You go, girl! Someday is not a day of the week. Seize the day. Life is too short. Wise up. It’s not too late to turn your life around. Don’t let him take the wind out of your sails; take your sails out of his wind. Today is the first day of the rest of your life. Don’t get mad, get even. Be happy. Write to me again. I care.

  Dear Tabby,

  You were so right! I knew you could help me. I guess advising people on their problems every single day gives you an edge, a gift for seeing through the junk right to the heart of the problem. I’m not doing time for him. I walked out that door with a loaded suitcase, got in the car and started driving. Thank you for convincing me to change my life. I owe you. I’m a new woman, with a dotted yellow line ahead of me and tangerine paint under my nails.

  Fleeing in Fredericton

  Dear Fleeing,

  You go, girl! You have to turn your own life around. Nobody else will do it for you. Turn your back on your troubles and never look back. Ride the horse in the direction it’s going. This is where the rubber hits the road. Write to me again. I care.

  Dear Tabby,

  By the time I got to Woodstock, I wasn’t feeling quite so strong. Where’s the fun in liberation? Where’s the adventure of the open road?

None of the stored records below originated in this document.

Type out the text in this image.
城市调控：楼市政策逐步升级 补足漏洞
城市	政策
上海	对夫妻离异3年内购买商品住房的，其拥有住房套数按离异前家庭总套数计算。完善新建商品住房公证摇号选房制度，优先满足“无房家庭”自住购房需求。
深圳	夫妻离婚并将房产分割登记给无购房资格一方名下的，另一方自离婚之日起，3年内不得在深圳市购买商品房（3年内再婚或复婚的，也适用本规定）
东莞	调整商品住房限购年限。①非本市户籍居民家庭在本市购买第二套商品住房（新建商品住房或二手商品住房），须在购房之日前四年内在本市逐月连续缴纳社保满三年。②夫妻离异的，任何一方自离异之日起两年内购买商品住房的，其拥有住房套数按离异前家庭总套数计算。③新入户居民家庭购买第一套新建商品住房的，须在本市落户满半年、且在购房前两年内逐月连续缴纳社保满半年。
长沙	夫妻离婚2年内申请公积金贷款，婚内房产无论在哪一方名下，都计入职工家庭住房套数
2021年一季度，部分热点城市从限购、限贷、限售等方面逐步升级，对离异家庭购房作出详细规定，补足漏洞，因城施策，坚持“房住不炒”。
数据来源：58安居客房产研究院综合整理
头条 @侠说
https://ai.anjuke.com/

  I missed all the adventure when I was young and innocent. Everyone told me the white picket fence and the two-car garage was the ultimate goal for a woman. I missed all the rock concerts, and then the folk festivals, because I was planting marigolds around my picket fence. I raised my allotted 2.3 children, but they’re long gone, to their own lives in other cities, their own families, their own two-car garages.

  I’ve got nothing left. It’s just me, and my purse on the passenger seat, hurtling along this ribbon of highway. My life is as empty as Edmundston at three in the morning.

  Funny, isn’t it, how you can trade one kind of hell for another? Living with “Brian” was bad, but maybe this is worse. I’m sitting here at a truck stop near Blind River. I’m so tired. Sure, when I started I had a real adrenaline surge. But I’ve been driving and driving, with no end in sight. I’ve been napping in the car and eating donuts and French fries. Did I make a mistake? Should I have kept on painting that wall, making lunch, buying beer? I should feel free, liberated, buoyant with the energy of a new lease on life. But I’m a wreck. And I’m nearly broke. I don’t know what to do.